Para James, la independencia de Escocia permitirá a empresarios como él mostrar a Europa y al mundo entero la competitividad de los productos escoceses.
La moneda es un asunto secundario.

James Cook:
“Personalmente, pienso que somos un gran exportador para el mercado europeo y apoyamos con firmeza ese espacio europeo. En cuanto a la moneda, creo que podríamos asociarnos tanto al euro como a la libra, aunque, sobre esto, creo que aún faltan muchos puntos por arreglar. La libra es una ventaja segura, es la moneda del Reino Unido y querer, de repente, con tanta osadía, hacernos ver que no podremos usar esa moneda es, simplemente, un poco naif. El campo del no está esgrimiendo esto de manera negativa durante la campaña para asustar a la gente.”

Jim Fullarton es escocés, su mujer Alison, inglesa.Han vivido en “las fronteras” durante más de 40 años.

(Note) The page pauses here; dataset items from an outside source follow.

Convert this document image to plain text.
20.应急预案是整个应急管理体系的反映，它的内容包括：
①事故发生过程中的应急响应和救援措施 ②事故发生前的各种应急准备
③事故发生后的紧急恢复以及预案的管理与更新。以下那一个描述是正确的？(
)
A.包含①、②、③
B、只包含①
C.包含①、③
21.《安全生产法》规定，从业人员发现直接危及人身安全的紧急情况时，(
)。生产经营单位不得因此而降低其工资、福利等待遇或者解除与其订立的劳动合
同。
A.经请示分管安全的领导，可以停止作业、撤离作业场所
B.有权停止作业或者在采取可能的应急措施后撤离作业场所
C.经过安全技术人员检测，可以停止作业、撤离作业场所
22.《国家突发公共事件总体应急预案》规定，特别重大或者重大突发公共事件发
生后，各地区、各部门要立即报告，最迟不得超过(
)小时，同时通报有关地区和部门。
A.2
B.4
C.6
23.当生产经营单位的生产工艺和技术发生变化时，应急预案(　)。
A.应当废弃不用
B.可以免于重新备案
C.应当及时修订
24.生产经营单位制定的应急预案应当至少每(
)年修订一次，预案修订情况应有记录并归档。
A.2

Han participado activamente en la campaña “Mejor juntos” por la permanencia de Escocia dentro del Reino Unido. Para Jim, empresario y granjero, la secesión sólo acarreará complicaciones.

Jim Fullarton:
“No habrá unión monetaria porque ya nos han dicho hasta la saciedad que el resto del Reino Unido: Gales, Inglaterra e Irlanda del Norte no permitirán que Escocia pueda beneficiarse de los préstamos del Banco de Inglaterra. Así que, nos convertiremos en una especie de Panamá. Usaremos la libra sin ningún control de nuestros intereses y sin una política monetaria central. La campaña por el sí ha sido demasiado simplista, se ha basado en el lado emotivo, con grandes dosis de euforia y optimismo sin explicarle a las gentes las consecuencias para sus vidas de una Escocia independiente.”